Written By:

12 minute read

Machine LearningMLAIMAE

Posted in Machine Learning
JULY 13, 2019

In the previous post, we saw the various metrics which are used to assess a machine learning model's performance. Among those, the **confusion matrix** is used to evaluate a classification problem's accuracy. On the other hand, **mean squared error** (MSE), and **mean absolute error** (MAE) are used to evaluate the regression problem's accuracy.

F1 score is useful when the size of the positive class is relatively small.

ROC Area Under Curve is useful when we are not concerned about whether the small dataset/class of dataset is positive or not, in contrast to F1 score where the class being positive is important.

In today's post, we will understand what MAE is and explore more about what it means to vary these metrics. In addition to this, we will discuss a few more metrics that will help us decide if the machine learning model would be useful in real-life scenarios or not.

We know that an error basically is the absolute difference between the actual or true values and the values that are predicted. Absolute difference means that if the result has a negative sign, it is ignored.

Hence, **MAE = True values – Predicted values**

MAE takes the **average** of this error from every sample in a dataset and gives the output.

This can be implemented using **sklearn**’s **mean_absolute_error** method:

```
from sklearn.metrics import mean_absolute_error
# predicting home prices in some area
predicted_home_prices = mycity_model.predict(X)
mean_absolute_error(y, predicted_home_prices)
```

But this value might not be the relevant aspect that can be considered while dealing with a real-life situation because the data we use to build the model as well as evaluate it is the same, which means the model has no exposure to real, never-seen-before data. So, it may perform extremely well on seen data but might fail miserably when it encounters real, unseen data.

The concepts of underfitting and overfitting can be pondered over, from here:

** Underfitting:** The scenario when a machine learning model almost exactly matches the training data but performs very poorly when it encounters new data or validation set.

** Overfitting:** The scenario when a machine learning model is unable to capture the important patterns and insights from the data, which results in the model performing poorly on training data itself.

**P.S.** In the upcoming posts, we will understand how to fit the model in the right way using many methods like feature normalization, feature generation and much more.

MSE is calculated by taking the average of the square of the difference between the original and predicted values of the data.

Hence, MSE =

Here `N`

is the total number of observations/rows in the dataset. The `sigma`

symbol denotes that the difference between actual and predicted values taken on every `i`

value ranging from **1 to n**.

This can be implemented using **sklearn**'s `mean_squared_error`

method:

```
from sklearn.metrics import mean_squared_error
actual_values = [3, -0.5, 2, 7]
predicted_values = [2.5, 0.0, 2, 8]
mean_squared_error(actual_values, predicted_values)
```

In most of the regression problems, mean squared error is used to determine the model's performance.

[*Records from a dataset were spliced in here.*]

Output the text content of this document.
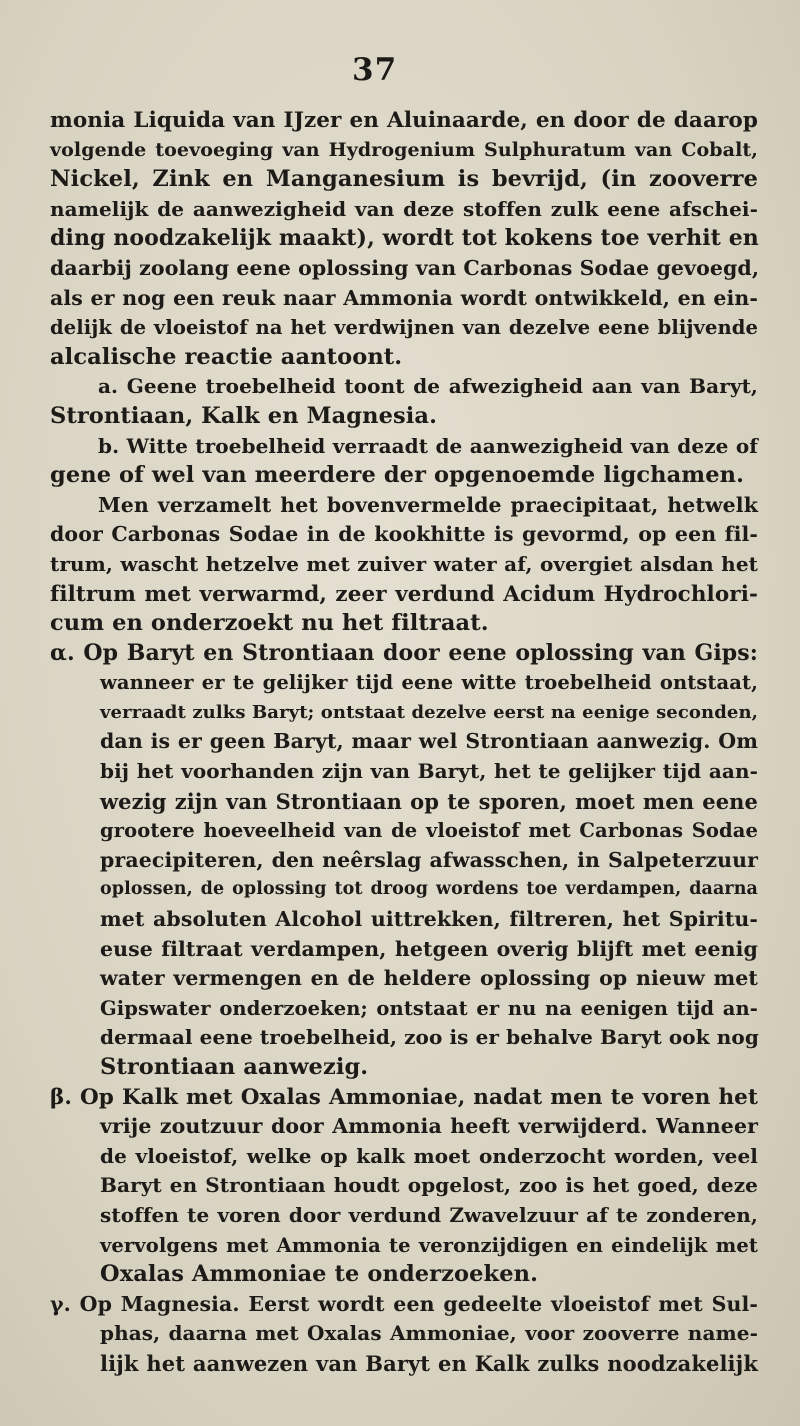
37
monia Liquida van IJzer en Aluinaarde, en door de daarop
volgende toevoeging van Hydrogenium Sulphuratum van Cobalt,
Nickel, Zink en Manganesium is bevrijd, (in zooverre
namelijk de aanwezigheid van deze stoffen zulk eene afschei-
ding noodzakelijk maakt), wordt tot kokens toe verhit en
daarbij zoolang eene oplossing van Carbonas Sodae gevoegd,
als er nog een reuk naar Ammonia wordt ontwikkeld, en ein-
delijk de vloeistof na het verdwijnen van dezelve eene blijvende
alcalische reactie aantoont.
a. Geene troebelheid toont de afwezigheid aan van Baryt,
Strontiaan, Kalk en Magnesia.
b. Witte troebelheid verraadt de aanwezigheid van deze of
gene of wel van meerdere der opgenoemde ligchamen.
Men verzamelt het bovenvermelde praecipitaat, hetwelk
door Carbonas Sodae in de kookhitte is gevormd, op een fil-
trum, wascht hetzelve met zuiver water af, overgiet alsdan het
filtrum met verwarmd, zeer verdund Acidum Hydrochlori-
cum en onderzoekt nu het filtraat.
α. Op Baryt en Strontiaan door eene oplossing van Gips:
wanneer er te gelijker tijd eene witte troebelheid ontstaat,
verraadt zulks Baryt; ontstaat dezelve eerst na eenige seconden,
dan is er geen Baryt, maar wel Strontiaan aanwezig. Om
bij het voorhanden zijn van Baryt, het te gelijker tijd aan-
wezig zijn van Strontiaan op te sporen, moet men eene
grootere hoeveelheid van de vloeistof met Carbonas Sodae
praecipiteren, den neêrslag afwasschen, in Salpeterzuur
oplossen, de oplossing tot droog wordens toe verdampen, daarna
met absoluten Alcohol uittrekken, filtreren, het Spiritu-
euse filtraat verdampen, hetgeen overig blijft met eenig
water vermengen en de heldere oplossing op nieuw met
Gipswater onderzoeken; ontstaat er nu na eenigen tijd an-
dermaal eene troebelheid, zoo is er behalve Baryt ook nog
Strontiaan aanwezig.
β. Op Kalk met Oxalas Ammoniae, nadat men te voren het
vrije zoutzuur door Ammonia heeft verwijderd. Wanneer
de vloeistof, welke op kalk moet onderzocht worden, veel
Baryt en Strontiaan houdt opgelost, zoo is het goed, deze
stoffen te voren door verdund Zwavelzuur af te zonderen,
vervolgens met Ammonia te veronzijdigen en eindelijk met
Oxalas Ammoniae te onderzoeken.
γ. Op Magnesia. Eerst wordt een gedeelte vloeistof met Sul-
phas, daarna met Oxalas Ammoniae, voor zooverre name-
lijk het aanwezen van Baryt en Kalk zulks noodzakelijk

RMSE is the standard deviation of the errors which occur when a prediction is made on a dataset. This is the same as MSE (Mean Squared Error) but the root of the value is considered while determining the accuracy of the model.

```
from sklearn.metrics import mean_squared_error
from math import sqrt
actual_values = [3, -0.5, 2, 7]
predicted_values = [2.5, 0.0, 2, 8]
mean_squared_error(actual_values, predicted_values)
# taking root of mean squared error
root_mean_squared_error = sqrt(mean_squared_error)
```

It is also known as the **coefficient of determination**. This metric gives an indication of how good a model fits a given dataset. It indicates how close the regression line (i.e the predicted values plotted) is to the actual data values. The **R squared value lies between 0 and 1** where 0 indicates that this model doesn't fit the given data and 1 indicates that the model fits perfectly to the dataset provided.

```
import numpy as np
X = np.random.randn(100)
y = np.random.randn(60) # y has nothing to do with X whatsoever
from sklearn.linear_model import LinearRegression
from sklearn.cross_validation import cross_val_score
scores = cross_val_score(LinearRegression(), X, y,scoring='r2')
```

**MAE: **It is not very sensitive to outliers in comparison to MSE since it doesn't punish huge errors. It is usually used when the performance is measured on continuous variable data. It gives a linear value, which averages the weighted individual differences equally. The lower the value, better is the model's performance.

**MSE:** It is one of the most commonly used metrics, but least useful when a single bad prediction would ruin the entire model's predicting abilities, i.e when the dataset contains a lot of noise. It is most useful when the dataset contains outliers, or unexpected values (too high or too low values).

**RMSE:** In RMSE, the errors are squared before they are averaged. This basically implies that RMSE assigns a higher weight to larger errors. This indicates that RMSE is much more useful when large errors are present and they drastically affect the model's performance. It avoids taking the absolute value of the error and this trait is useful in many mathematical calculations. In this metric also, lower the value, better is the performance of the model.